Open Access News

News from the open access movement


Thursday, May 18, 2006

The Academic Invisible Web

Dirk Lewandowski and Philipp Mayr, Exploring the Academic Invisible Web, a preprint self-archived May 17, 2006.
Abstract: Purpose: To provide a critical review of Bergman’s 2001 study on the Deep Web. In addition, we bring a new concept into the discussion, the Academic Invisible Web (AIW). We define the Academic Invisible Web as consisting of all databases and collections relevant to academia but not searchable by the general-purpose internet search engines. Indexing this part of the Invisible Web is central to scientific search engines. We provide an overview of approaches followed thus far. Design/methodology/approach: Discussion of measures and calculations, estimation based on infor-metric laws. Literature review on approaches for uncovering information from the Invisible Web. Findings: Bergman’s size estimation of the Invisible Web is highly questionable. We demonstrate some major errors in the conceptual design of the Bergman paper. A new (raw) size estimation is given. Research limitations/implications: The precision of our estimation is limited due to small sample size and lack of reliable data. Practical implications: We can show that no single library alone will be able to index the Academic Invisible Web. We suggest collaboration to accomplish this task. Originality/value: Provides library managers and those interested in developing academic search engines with data on the size and attributes of the Academic Invisible Web.

From the body of the article:

Library collections and databases with millions of documents remain invisible to the eyes of users of general internet search en-gines. Furthermore, ongoing digitization projects are contributing to the continuous growth of the Invisible Web.
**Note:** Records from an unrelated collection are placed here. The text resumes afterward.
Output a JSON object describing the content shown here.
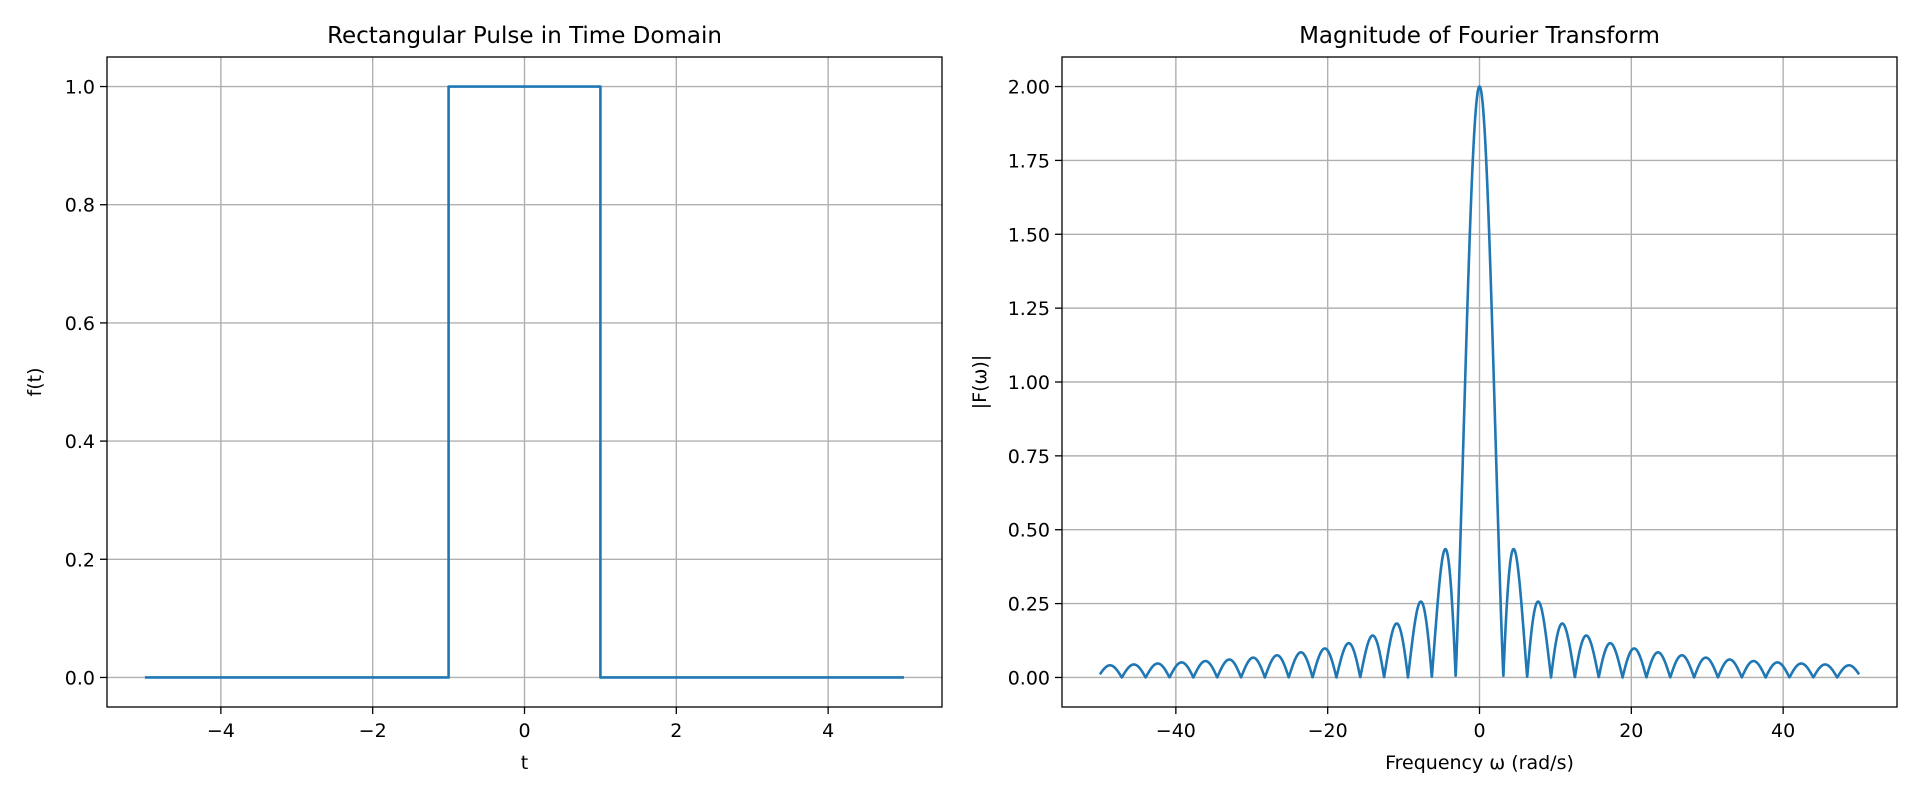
{
  "colors": {
    "series": "#1f77b4"
  },
  "chart_data": [
    {
      "type": "line",
      "title": "Rectangular Pulse in Time Domain",
      "xlabel": "t",
      "ylabel": "f(t)",
      "xlim": [
        -5.5,
        5.5
      ],
      "ylim": [
        -0.05,
        1.05
      ],
      "xticks": [
        -4,
        -2,
        0,
        2,
        4
      ],
      "xtick_labels": [
        "−4",
        "−2",
        "0",
        "2",
        "4"
      ],
      "yticks": [
        0.0,
        0.2,
        0.4,
        0.6,
        0.8,
        1.0
      ],
      "ytick_labels": [
        "0.0",
        "0.2",
        "0.4",
        "0.6",
        "0.8",
        "1.0"
      ],
      "grid": true,
      "series": [
        {
          "x": [
            -5,
            -1,
            -1,
            1,
            1,
            5
          ],
          "y": [
            0,
            0,
            1,
            1,
            0,
            0
          ]
        }
      ]
    },
    {
      "type": "line",
      "title": "Magnitude of Fourier Transform",
      "xlabel": "Frequency ω (rad/s)",
      "ylabel": "|F(ω)|",
      "xlim": [
        -55,
        55
      ],
      "ylim": [
        -0.1,
        2.1
      ],
      "xticks": [
        -40,
        -20,
        0,
        20,
        40
      ],
      "xtick_labels": [
        "−40",
        "−20",
        "0",
        "20",
        "40"
      ],
      "yticks": [
        0.0,
        0.25,
        0.5,
        0.75,
        1.0,
        1.25,
        1.5,
        1.75,
        2.0
      ],
      "ytick_labels": [
        "0.00",
        "0.25",
        "0.50",
        "0.75",
        "1.00",
        "1.25",
        "1.50",
        "1.75",
        "2.00"
      ],
      "grid": true,
      "series": [
        {
          "function": "|2 sin(ω)/ω|",
          "x_range": [
            -50,
            50
          ]
        }
      ]
    }
  ]
}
Extant technical standards like Z39.50 or OAI-PMH (Open Archives Initiative – Protocol for Metadata Harvesting) are often not fully utilized, and consequently, valuable openly accessible collections, especially from libraries, remain invisible....
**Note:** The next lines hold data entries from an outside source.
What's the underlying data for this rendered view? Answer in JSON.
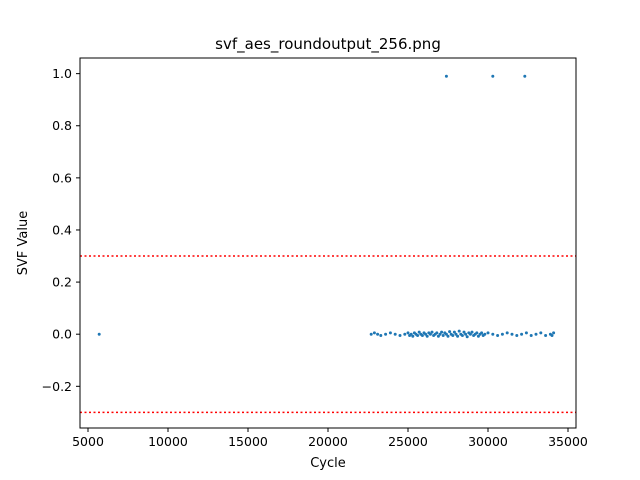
{
  "chart_data": {
    "type": "scatter",
    "title": "svf_aes_roundoutput_256.png",
    "xlabel": "Cycle",
    "ylabel": "SVF Value",
    "xlim": [
      4500,
      35500
    ],
    "ylim": [
      -0.36,
      1.06
    ],
    "xticks": [
      5000,
      10000,
      15000,
      20000,
      25000,
      30000,
      35000
    ],
    "xtick_labels": [
      "5000",
      "10000",
      "15000",
      "20000",
      "25000",
      "30000",
      "35000"
    ],
    "yticks": [
      -0.2,
      0.0,
      0.2,
      0.4,
      0.6,
      0.8,
      1.0
    ],
    "ytick_labels": [
      "−0.2",
      "0.0",
      "0.2",
      "0.4",
      "0.6",
      "0.8",
      "1.0"
    ],
    "grid": false,
    "point_color": "#1f77b4",
    "threshold_color": "#ff0000",
    "thresholds": [
      0.3,
      -0.3
    ],
    "series": [
      {
        "points": [
          [
            5700,
            0.0
          ],
          [
            27400,
            0.99
          ],
          [
            30300,
            0.99
          ],
          [
            32300,
            0.99
          ],
          [
            22700,
            0.0
          ],
          [
            22900,
            0.005
          ],
          [
            23100,
            0.0
          ],
          [
            23300,
            -0.005
          ],
          [
            23600,
            0.0
          ],
          [
            23900,
            0.005
          ],
          [
            24200,
            0.0
          ],
          [
            24500,
            -0.005
          ],
          [
            24800,
            0.0
          ],
          [
            25000,
            0.005
          ],
          [
            25100,
            -0.005
          ],
          [
            25200,
            0.0
          ],
          [
            25300,
            -0.008
          ],
          [
            25400,
            0.005
          ],
          [
            25500,
            0.0
          ],
          [
            25600,
            -0.005
          ],
          [
            25700,
            0.008
          ],
          [
            25800,
            0.0
          ],
          [
            25900,
            -0.005
          ],
          [
            26000,
            0.005
          ],
          [
            26100,
            0.0
          ],
          [
            26200,
            -0.008
          ],
          [
            26300,
            0.005
          ],
          [
            26400,
            0.0
          ],
          [
            26500,
            0.008
          ],
          [
            26600,
            -0.005
          ],
          [
            26700,
            0.0
          ],
          [
            26800,
            0.005
          ],
          [
            26900,
            -0.008
          ],
          [
            27000,
            0.0
          ],
          [
            27100,
            0.008
          ],
          [
            27200,
            -0.005
          ],
          [
            27300,
            0.005
          ],
          [
            27400,
            0.0
          ],
          [
            27500,
            -0.008
          ],
          [
            27600,
            0.01
          ],
          [
            27700,
            0.0
          ],
          [
            27800,
            -0.005
          ],
          [
            27900,
            0.008
          ],
          [
            28000,
            0.0
          ],
          [
            28100,
            -0.008
          ],
          [
            28200,
            0.012
          ],
          [
            28300,
            0.0
          ],
          [
            28400,
            -0.005
          ],
          [
            28500,
            0.008
          ],
          [
            28600,
            0.0
          ],
          [
            28700,
            -0.01
          ],
          [
            28800,
            0.005
          ],
          [
            28900,
            0.0
          ],
          [
            29000,
            0.008
          ],
          [
            29100,
            -0.005
          ],
          [
            29200,
            0.0
          ],
          [
            29300,
            0.005
          ],
          [
            29400,
            -0.008
          ],
          [
            29500,
            0.0
          ],
          [
            29600,
            0.005
          ],
          [
            29700,
            -0.005
          ],
          [
            29800,
            0.0
          ],
          [
            30000,
            0.005
          ],
          [
            30300,
            0.0
          ],
          [
            30600,
            -0.005
          ],
          [
            30900,
            0.0
          ],
          [
            31200,
            0.005
          ],
          [
            31500,
            0.0
          ],
          [
            31800,
            -0.005
          ],
          [
            32100,
            0.0
          ],
          [
            32400,
            0.005
          ],
          [
            32700,
            -0.005
          ],
          [
            33000,
            0.0
          ],
          [
            33300,
            0.005
          ],
          [
            33600,
            -0.005
          ],
          [
            33900,
            0.0
          ],
          [
            34100,
            0.005
          ],
          [
            34000,
            -0.005
          ]
        ]
      }
    ]
  }
}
There are different models for enhancing access to the AIW, of which we can mention only a few. The four systems to be described [in this article] have a common focus on scholarly information, but the approaches and the content they provide are largely different. [1] Google Scholar and Scirus [2] are projects started by commercial companies. The core of their content is based on publishers’ repositories plus openly accessible materials. On the other hand, [3] Bielefeld Academic Search Engine (BASE) and [4] Vascoda are academic projects where libraries and information pro-viders open their collections, mainly academic reference databases, library cata-logues plus free extra documents (e.g. surface web content). All systems use or will use search engine technology enhanced with their own implementations (e.g. cita-tion indexing, specific filtering or semantic heterogeneity treatment)....
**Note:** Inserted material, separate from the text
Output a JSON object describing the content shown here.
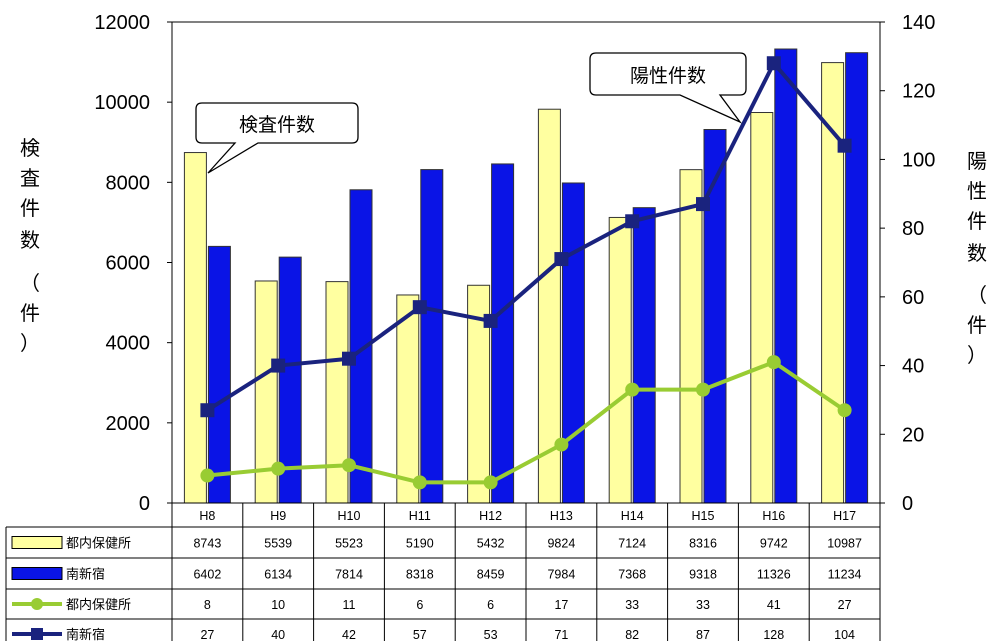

[T]he AIW is very large and...its size is comparable to the indices of the largest general-purpose Web search engines. Therefore, only a co-operative approach is possible. We conclude that existing search tools and approaches show potential to make the AIW visible. What we do not see is a real will for lasting collaboration among the players mentioned.

Comment. There's a lot here for friends of OA to think about. One lesson is that an OA article can still be invisible in the relevant sense (not indexed by all or most search engines) if it has no incoming links, if it's in a file format most search engines ignore, or if it's in a relational database for which access requires filling out an interactive form. Most OA content is visible in this sense, but not all of it is. We can do better, both by making existing OA content more visible and (of course) by making more content OA.

See my tips (co-written with Google) on how to facilitate Google-crawling of OA repositories and my tips on how to make visible OA content even more visible or discoverable.